By Santhosh V Perumal
Qatar’s banking sector witnessed 25.3% year-on-year (y-o-y) rise in net interest income (NII) in third quarter (Q3) of 2013 against the Gulf average of 10.2%; even as it saw “significant” expansion in provisions for bad loans, according to a report.
Qatari banks’ NII grew the most (25.3%), followed by those in the UAE (11.6%), Saudi Arabia (5.7%) and Kuwait (2.7%), Global Investment House said in a report.
However, the GCC banks’ NII increased 10.2% y-o-y, but remained almost flat on quarter-to-quarter basis at 0.6% compared to 3.6% in the UAE and 2.9% in Saudi Arabia; whereas Kuwait and Qatar saw 4.7% and 3.3% fall, it said.
Global banking universe constituted 22 banks with seven in Saudi Arabia, five each in Qatar and the UAE, four in Kuwait and one in Oman. Qatar’s banks are QNB, Commercial Bank, Doha Bank, Qatar Islamic Bank and Masraf Al Rayan.
Among Qatar-based banks, QNB saw a robust growth of 28.1% in NII driven by consolidation of its Egypt-based subsidiary National Societe Generale Bank-Egypt. Masraf-Al-Rayan’s NII rose 35.3% due to a 26 basis points y-o-y improvement in net interest margins (NIM). Commercial Bank reported 39.1% growth in NII due to 24bps y-o-y rise in NIM.

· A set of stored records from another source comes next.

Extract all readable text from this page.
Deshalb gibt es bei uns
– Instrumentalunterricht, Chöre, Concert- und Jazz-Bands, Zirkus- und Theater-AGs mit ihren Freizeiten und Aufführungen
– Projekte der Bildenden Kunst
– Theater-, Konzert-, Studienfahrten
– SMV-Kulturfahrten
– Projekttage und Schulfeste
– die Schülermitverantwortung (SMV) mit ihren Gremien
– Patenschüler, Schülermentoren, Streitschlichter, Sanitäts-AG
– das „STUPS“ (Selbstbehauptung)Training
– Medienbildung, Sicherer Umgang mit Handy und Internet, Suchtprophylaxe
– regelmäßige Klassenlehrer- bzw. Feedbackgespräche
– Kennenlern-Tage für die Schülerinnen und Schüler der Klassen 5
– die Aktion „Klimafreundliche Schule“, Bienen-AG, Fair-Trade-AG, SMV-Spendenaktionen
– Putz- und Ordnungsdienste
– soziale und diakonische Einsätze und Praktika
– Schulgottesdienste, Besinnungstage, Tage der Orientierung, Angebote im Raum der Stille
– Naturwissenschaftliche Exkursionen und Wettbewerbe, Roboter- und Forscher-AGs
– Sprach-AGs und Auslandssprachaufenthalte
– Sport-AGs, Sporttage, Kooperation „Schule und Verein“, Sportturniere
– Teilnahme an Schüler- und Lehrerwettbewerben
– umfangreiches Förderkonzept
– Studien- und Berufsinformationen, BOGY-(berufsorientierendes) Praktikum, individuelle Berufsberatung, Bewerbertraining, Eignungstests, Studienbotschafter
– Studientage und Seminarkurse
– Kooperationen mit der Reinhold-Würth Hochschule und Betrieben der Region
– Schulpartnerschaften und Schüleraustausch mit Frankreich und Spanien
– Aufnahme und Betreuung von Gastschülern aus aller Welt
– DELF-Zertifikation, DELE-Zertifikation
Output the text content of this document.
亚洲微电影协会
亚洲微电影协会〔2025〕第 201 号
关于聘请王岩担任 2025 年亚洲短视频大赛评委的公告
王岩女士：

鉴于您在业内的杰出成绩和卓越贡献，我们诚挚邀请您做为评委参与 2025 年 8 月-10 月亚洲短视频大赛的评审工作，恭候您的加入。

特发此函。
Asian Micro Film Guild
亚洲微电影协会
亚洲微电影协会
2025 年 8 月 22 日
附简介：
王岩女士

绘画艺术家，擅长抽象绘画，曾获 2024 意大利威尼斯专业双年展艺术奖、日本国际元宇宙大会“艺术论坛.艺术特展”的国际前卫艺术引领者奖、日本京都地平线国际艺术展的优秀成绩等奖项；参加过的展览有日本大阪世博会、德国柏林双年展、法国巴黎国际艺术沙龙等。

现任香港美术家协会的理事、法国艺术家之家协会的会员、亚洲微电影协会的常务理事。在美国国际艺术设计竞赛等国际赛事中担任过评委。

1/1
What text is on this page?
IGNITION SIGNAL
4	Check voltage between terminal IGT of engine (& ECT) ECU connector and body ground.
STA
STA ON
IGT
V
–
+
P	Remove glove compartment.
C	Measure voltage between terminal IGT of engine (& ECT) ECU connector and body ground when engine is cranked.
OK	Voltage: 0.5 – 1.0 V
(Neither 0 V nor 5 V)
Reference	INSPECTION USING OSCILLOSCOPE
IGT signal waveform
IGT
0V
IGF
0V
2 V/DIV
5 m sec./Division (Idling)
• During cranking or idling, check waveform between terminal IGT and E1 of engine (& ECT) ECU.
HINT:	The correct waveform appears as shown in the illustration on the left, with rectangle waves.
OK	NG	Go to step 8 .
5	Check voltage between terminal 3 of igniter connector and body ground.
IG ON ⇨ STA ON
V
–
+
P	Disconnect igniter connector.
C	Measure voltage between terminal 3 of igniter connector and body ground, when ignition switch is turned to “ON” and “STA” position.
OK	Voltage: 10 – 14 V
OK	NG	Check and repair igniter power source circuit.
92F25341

Total assets of GCC banks under its coverage expanded 12.4% y-o-y in Q3, 2013. Qatar-based banks witnessed the strongest growth in total assets at 22.4%, followed by banks in Kuwait (14.3%) and the UAE and Saudi Arabia (9.1% each).
Loan book growth continues to remain strong across the GCC markets (13.6% y-o-y growth) with Qatar’s lenders witnessing the highest increase of 25.4%, followed by Saudi Arabia (11.8%), Kuwait (11.6%) and the UAE (9.6%), it said.
“Qatar-based banks maintained their loan growth momentum due to an increase in public sector spending as the country is preparing to host the FIFA World Cup in 2022,” according to Global. Acquisition made by QNB and Commercial Bank during the year also propelled loans growth considerably, it said, adding among Qatar-based lenders, Commercial Bank and QNB registered higher growth in loan book of 34% and 27.4 % respectively.
Non-interest income of Global’s coverage banks, however, was down 1.4% y-o-y in Q3 due to absence of one-off gains.
Amongst the Qatar based banks, QNB reported 26.3% growth in non-interest income backed by 55.2% rise in fee income.
During the quarter, the overall operating expenses of GCC banks had risen by 15.1% y-o-y, primarily driven by Qatar (37.4%), followed by the UAE (15.2%), Kuwait (14.6%) and Saudi Arabia (7.6%).
Cost to income ratio of Global universe banks increased to 32.8% y-o-y in Q3, 2013; amongst which, that of the Qatar banks grew to 27.5% this Q3 from 23% in the previous year.
Among the Qatar banks, Commercial Bank recorded the highest rise in operating expenses (59.3%) mainly due to acquisition and branch expansion. Cost to income ratio of the bank increased to 49.3% in Q3, 13 from 30.1% in a year ago period. QNB witnessed a 57.8% growth in operating expenses during the quarter due to higher staff cost post consolidation of NSGB.
Global found that provision expenses among the GCC banks increased 4% y-o-y during Q3, 2013, mainly due to “significant increase” (of 82%) in provisions of Qatar banks and the UAE (12.3%). However, those of Saudi Arabia and Kuwait fell 16.1% and 4.5% respectively.
Commercial Bank’s provisions for impaired loans grew by a whopping 440.5% y-o-y mainly due to provisions taken against emerging market strategic equity investments. QNB also registered 66% rise in provisions due to growth in its overall loan portfolio after the NSGB acquisition, Global said.
On deposits, Global universe witnessed 14.1% y-o-y growth in Q3, 2013 with Qatar registering 21.3%, Kuwait (15.7%), the UAE (12.5%) and Saudi Arabia (11.1%).